Иногда вместе со Светой приходил Женя. Он громко шутил, даже смеялся, ходил по комнате большими решительными шагами, что-то рассказывал, потом умолкал на полуслове, растерянно смотрел на низко склоненные головы — каштановую Даши и русую Светы, рявкал свирепо: «Галина, собирайся!»— и увозил Галю к себе, в крохотную квартирку, захваченную в полную собственность близнецами — Виталькой и Димкой.

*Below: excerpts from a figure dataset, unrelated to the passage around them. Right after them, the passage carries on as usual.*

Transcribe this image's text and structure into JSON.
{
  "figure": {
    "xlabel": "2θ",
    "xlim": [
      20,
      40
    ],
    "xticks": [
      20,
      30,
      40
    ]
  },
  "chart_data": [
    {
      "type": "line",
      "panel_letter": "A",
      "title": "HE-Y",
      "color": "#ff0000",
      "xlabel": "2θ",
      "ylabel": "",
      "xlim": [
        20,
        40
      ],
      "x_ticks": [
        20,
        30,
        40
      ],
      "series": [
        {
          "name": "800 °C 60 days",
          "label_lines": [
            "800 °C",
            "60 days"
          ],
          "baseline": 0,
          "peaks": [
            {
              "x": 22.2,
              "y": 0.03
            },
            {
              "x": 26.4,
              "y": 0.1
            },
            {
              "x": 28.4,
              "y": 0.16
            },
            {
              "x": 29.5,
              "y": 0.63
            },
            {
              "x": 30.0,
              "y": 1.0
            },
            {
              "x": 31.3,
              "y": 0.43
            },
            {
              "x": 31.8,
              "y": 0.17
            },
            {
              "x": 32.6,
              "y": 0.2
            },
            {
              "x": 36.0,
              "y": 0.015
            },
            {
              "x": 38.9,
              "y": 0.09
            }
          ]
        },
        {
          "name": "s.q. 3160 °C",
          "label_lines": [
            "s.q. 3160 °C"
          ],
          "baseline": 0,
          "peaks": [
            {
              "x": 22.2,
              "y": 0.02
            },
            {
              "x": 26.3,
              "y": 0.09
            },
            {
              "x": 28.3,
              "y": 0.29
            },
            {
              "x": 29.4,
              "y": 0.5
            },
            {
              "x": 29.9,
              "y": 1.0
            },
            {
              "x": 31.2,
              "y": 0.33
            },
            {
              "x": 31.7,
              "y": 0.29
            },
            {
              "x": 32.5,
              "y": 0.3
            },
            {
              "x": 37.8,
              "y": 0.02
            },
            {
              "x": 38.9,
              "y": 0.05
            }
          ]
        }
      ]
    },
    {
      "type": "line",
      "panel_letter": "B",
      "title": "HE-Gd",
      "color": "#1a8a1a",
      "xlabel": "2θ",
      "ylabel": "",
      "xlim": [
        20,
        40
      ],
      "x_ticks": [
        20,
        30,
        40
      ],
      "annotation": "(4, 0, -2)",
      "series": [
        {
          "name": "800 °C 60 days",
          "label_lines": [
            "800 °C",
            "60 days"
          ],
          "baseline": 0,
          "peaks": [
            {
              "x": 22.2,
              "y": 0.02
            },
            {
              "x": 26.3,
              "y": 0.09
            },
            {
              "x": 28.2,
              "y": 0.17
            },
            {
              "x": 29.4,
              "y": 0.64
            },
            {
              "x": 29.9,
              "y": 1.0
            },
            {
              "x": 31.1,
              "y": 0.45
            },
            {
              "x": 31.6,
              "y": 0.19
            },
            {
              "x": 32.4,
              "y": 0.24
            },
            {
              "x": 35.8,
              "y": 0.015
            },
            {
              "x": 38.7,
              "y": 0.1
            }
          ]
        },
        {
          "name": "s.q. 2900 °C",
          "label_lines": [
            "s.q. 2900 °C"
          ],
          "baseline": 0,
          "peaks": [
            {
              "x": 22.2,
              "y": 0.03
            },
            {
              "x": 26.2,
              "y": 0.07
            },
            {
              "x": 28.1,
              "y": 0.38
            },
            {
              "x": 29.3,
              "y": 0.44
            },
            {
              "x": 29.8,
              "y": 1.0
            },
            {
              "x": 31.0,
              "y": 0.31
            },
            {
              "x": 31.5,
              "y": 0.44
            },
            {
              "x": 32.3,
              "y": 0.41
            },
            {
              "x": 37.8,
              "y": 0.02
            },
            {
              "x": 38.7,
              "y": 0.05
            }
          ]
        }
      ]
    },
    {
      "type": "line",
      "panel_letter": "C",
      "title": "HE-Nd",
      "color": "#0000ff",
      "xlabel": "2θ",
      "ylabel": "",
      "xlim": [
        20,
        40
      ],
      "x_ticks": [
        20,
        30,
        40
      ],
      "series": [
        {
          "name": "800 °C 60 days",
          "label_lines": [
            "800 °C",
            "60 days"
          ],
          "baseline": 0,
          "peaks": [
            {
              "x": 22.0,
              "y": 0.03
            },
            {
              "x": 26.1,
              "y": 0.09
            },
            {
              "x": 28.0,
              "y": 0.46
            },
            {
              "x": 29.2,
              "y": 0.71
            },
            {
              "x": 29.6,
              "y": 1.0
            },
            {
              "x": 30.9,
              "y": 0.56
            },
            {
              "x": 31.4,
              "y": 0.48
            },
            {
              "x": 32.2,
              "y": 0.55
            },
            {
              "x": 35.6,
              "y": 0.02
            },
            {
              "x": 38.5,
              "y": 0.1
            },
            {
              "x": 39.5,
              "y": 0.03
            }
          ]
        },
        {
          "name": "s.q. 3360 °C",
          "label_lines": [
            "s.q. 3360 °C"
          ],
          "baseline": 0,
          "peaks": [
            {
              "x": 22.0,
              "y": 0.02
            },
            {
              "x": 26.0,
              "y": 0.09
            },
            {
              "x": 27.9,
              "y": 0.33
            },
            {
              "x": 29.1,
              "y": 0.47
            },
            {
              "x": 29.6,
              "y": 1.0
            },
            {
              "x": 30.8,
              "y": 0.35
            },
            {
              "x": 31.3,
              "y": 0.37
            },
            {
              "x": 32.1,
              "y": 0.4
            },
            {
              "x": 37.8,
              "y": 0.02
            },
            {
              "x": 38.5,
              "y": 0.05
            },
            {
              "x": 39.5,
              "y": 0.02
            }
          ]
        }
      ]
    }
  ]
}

Вчетвером они едва помещались в чистой голубой кухоньке. Женя, обжигая пальцы и смешно хватаясь за ухо, азартно жарил на большой сковороде яичницу — подпрыгивали, лопались аппетитные пузыри, — резал толстыми ломтями серый душистый хлеб, мазал его маслом, поил всю ораву чаем. Димка с Виталькой шумно хлебали из огромных блюдец, толкали друг друга ногами под шатким столиком, веселились и ссорились, и у Гали что-то разжималось внутри, что-то ее отпускало, горько и медленно…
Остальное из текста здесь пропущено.